Love is more than an emotion. Love is an action. With divorce rates over 30 to 40 percent at present, it is clear that many people misunderstand the way in which we as persons learn to love. Jesus stated that we are to love our enemies. It is easy for someone to love those that love us. But what do we do when we are faced with persons who choose at times to not love us, when people in our lives downright break their promises to us?
First, we need to understand something about our minds. Our minds hold emotions and memories in the hippocampus and the amygdala. When we are older, unresolved material, that which is connected to pain and suffering gets triggered by current events. These current events are interpreted through our old beliefs and feelings. So as Jesus stated, first we must see our planks before we can clearly understand the other person’s specks.

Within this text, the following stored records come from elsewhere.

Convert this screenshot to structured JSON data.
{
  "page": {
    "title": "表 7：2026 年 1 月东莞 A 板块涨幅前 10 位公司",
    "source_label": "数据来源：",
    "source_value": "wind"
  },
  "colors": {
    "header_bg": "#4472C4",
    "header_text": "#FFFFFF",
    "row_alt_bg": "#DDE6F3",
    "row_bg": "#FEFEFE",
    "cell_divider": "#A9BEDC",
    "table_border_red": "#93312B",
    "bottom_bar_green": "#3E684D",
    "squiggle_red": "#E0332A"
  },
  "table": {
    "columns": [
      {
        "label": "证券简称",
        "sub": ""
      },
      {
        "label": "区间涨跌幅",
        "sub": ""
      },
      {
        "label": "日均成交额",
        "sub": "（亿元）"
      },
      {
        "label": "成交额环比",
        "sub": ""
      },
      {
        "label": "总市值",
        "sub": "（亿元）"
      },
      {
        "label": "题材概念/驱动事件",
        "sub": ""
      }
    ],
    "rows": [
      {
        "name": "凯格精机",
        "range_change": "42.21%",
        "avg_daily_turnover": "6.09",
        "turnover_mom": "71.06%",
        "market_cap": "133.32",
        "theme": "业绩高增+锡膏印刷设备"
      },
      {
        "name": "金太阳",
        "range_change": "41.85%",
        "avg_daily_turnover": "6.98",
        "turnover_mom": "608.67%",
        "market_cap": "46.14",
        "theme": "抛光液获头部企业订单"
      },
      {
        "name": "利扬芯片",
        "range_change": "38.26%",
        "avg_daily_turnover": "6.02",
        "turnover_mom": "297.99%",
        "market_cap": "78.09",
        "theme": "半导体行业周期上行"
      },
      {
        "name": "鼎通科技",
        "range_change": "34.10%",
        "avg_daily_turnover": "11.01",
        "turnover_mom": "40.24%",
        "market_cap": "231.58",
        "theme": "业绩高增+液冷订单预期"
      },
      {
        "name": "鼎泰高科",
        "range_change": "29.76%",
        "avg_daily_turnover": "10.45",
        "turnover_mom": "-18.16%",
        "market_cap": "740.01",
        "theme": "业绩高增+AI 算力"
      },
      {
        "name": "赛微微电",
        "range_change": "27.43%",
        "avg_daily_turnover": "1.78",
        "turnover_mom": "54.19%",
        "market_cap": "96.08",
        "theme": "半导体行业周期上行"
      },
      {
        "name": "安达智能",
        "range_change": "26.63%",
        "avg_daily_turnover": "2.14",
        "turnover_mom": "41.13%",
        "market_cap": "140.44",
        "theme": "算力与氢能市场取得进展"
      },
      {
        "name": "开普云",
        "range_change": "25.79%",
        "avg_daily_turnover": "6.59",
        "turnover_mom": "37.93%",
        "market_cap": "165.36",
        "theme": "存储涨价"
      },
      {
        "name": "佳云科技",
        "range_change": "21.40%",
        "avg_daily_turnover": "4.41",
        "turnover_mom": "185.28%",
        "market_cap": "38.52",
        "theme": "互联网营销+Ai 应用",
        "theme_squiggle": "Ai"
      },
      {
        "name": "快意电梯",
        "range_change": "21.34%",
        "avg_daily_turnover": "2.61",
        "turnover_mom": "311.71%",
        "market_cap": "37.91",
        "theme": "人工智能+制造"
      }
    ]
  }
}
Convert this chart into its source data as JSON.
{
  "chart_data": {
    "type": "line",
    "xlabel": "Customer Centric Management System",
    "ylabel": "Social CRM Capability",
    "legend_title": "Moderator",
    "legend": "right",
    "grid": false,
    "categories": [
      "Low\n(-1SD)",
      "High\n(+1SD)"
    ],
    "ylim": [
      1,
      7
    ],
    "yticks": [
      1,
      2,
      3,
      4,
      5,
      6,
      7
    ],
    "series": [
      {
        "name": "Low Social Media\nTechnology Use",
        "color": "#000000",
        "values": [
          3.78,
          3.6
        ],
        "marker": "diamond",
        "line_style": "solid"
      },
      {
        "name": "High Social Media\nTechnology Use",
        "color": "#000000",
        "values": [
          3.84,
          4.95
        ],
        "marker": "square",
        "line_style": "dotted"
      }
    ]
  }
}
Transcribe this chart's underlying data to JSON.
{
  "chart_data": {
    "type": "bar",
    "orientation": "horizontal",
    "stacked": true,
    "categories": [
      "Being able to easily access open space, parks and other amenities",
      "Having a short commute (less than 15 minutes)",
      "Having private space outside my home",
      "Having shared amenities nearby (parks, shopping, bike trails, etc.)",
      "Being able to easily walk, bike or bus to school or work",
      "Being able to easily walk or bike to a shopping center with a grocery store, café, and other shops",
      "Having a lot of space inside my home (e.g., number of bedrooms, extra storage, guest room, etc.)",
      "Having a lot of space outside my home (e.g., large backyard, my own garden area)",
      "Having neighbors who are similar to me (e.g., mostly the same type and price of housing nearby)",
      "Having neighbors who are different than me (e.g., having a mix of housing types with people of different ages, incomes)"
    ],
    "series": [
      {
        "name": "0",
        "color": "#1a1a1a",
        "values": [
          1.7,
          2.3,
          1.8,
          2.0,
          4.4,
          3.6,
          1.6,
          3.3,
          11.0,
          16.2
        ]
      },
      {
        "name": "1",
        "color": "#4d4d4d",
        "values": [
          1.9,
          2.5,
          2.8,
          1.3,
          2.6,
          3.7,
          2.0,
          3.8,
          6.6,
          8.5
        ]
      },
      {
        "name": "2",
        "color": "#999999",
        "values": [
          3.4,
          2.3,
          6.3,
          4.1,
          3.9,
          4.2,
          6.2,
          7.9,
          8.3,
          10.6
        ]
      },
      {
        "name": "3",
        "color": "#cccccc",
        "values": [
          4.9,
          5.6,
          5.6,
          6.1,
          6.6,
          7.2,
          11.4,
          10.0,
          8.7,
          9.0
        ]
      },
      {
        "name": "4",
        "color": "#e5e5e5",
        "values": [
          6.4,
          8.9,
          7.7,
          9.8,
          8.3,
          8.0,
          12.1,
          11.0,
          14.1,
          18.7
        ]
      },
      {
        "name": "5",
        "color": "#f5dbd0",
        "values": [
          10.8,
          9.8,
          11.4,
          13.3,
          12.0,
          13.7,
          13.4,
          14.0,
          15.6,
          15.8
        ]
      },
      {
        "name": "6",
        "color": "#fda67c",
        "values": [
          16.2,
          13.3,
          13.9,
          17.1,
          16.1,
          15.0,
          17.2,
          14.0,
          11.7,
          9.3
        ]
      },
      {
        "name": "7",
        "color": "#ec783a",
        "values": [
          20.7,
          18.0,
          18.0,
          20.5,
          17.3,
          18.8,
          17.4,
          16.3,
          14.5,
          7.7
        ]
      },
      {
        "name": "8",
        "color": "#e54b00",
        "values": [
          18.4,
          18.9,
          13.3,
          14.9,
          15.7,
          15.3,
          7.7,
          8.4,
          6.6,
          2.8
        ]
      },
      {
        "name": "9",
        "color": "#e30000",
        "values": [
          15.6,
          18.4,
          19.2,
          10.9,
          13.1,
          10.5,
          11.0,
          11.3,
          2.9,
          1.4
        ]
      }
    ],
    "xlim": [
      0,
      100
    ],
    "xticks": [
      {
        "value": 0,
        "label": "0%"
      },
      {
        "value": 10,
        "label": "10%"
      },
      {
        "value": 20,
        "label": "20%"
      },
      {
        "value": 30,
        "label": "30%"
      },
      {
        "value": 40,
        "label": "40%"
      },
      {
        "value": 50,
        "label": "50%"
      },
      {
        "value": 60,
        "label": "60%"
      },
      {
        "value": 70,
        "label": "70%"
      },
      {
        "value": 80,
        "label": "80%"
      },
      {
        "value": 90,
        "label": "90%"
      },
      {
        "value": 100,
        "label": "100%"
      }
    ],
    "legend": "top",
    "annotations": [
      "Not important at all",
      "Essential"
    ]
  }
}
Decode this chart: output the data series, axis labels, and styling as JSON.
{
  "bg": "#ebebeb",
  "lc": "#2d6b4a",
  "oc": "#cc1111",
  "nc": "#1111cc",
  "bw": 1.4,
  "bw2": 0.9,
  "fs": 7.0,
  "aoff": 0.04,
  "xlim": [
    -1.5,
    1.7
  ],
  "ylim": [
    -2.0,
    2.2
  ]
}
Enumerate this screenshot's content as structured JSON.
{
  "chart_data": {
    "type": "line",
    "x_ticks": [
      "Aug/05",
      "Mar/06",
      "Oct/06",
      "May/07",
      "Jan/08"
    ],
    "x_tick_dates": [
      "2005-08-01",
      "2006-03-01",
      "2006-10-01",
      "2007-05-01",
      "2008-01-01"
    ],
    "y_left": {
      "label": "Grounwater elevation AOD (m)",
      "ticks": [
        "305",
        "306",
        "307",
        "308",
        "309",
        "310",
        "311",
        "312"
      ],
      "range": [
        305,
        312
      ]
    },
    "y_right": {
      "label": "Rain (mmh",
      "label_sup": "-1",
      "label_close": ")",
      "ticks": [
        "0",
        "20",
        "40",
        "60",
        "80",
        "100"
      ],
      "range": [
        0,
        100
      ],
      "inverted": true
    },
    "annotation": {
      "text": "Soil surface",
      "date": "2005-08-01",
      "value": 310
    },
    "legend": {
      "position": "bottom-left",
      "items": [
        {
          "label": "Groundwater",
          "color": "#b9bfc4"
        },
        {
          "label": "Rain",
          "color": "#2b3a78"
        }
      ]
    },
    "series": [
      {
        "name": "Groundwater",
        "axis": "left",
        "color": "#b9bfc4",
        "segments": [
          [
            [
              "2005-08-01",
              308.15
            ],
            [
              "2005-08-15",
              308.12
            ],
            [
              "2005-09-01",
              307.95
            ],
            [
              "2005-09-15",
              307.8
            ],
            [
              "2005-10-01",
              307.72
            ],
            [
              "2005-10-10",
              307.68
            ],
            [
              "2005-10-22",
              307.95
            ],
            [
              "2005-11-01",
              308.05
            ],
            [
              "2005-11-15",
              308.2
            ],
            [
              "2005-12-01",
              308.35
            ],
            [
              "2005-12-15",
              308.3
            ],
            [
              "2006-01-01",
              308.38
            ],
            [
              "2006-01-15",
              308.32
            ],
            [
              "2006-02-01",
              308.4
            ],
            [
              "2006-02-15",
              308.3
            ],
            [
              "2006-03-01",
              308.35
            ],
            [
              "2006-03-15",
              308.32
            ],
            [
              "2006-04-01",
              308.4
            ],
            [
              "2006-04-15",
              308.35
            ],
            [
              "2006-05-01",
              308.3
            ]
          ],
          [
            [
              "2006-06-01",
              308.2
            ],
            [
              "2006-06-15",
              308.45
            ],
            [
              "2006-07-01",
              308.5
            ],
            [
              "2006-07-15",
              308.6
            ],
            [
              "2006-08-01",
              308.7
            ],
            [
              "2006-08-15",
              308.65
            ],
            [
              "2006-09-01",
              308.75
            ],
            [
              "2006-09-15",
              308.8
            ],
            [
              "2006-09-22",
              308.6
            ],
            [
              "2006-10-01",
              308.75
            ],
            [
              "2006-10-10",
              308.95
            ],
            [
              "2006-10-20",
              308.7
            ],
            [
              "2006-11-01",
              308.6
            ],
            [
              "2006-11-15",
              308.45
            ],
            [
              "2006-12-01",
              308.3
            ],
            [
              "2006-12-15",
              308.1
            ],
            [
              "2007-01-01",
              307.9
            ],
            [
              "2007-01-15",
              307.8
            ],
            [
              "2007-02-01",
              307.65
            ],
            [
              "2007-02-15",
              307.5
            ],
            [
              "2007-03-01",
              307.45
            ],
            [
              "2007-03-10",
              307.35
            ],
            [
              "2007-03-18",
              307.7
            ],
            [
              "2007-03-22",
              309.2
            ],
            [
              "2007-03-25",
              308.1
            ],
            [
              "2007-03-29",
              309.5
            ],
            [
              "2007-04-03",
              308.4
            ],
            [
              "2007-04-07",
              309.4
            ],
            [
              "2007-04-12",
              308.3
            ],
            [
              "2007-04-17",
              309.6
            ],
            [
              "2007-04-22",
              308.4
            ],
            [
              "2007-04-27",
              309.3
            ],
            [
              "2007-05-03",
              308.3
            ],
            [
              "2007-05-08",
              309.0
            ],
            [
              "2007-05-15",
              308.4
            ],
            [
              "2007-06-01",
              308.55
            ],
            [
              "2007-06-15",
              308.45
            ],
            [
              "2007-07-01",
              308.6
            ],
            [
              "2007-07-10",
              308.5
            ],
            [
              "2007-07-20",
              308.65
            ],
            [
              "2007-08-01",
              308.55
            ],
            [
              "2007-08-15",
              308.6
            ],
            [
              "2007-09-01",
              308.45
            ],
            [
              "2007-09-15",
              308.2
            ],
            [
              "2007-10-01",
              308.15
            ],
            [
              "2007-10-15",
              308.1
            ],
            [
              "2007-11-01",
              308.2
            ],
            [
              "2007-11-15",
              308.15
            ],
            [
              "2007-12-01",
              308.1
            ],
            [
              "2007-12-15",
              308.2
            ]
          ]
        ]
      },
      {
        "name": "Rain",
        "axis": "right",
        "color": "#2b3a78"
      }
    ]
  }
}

Those, it seems, who are the closest to us, such as husbands, wives, family members, children, trigger these old feelings more than a mere acquaintance would. That is the way it is with our old unresolved issues. This is true usually because our old unresolved issues are often created while we are children and most of our old wounds are received at the hands of family and close friends. Of course, there are many exceptions. However, even with the child who is molested by a neighbor, the way the parent responded or did not respond usually caused the greatest pain and wound.
When we feel pain from these unresolved wounds, our minds experience them in much the same way and depth as when we originally experienced them as children. With this said, Jesus gave us a very clear pattern of how to deal with our pain. First, we are to remove and have our planks (experiences, perceptions) removed before we can see clearly the motivations of another’s heart. We are not to judge others simply because our perceptions are always determined by our past experiences.
Love believes all things. You see, we are commanded to always give mercy, even as we are granted mercy. Forgive as we are forgiven. So how do we treat a spouse, or friend, or person who has hurt us? First, we choose to forgive. Secondly, we ask God to show us what the real source of our pain is. We must go beyond blaming the present situation. We must look for the root cause of the pain. The unresolved wound that our now current situation is triggering and connecting itself to.
This is the way of the cross. My book “Restoring Gods Image” shows you how to accomplish this in your life. It is time to stop leaving our marriages and start allowing God to teach us how to love unconditionally. This can be accomplished.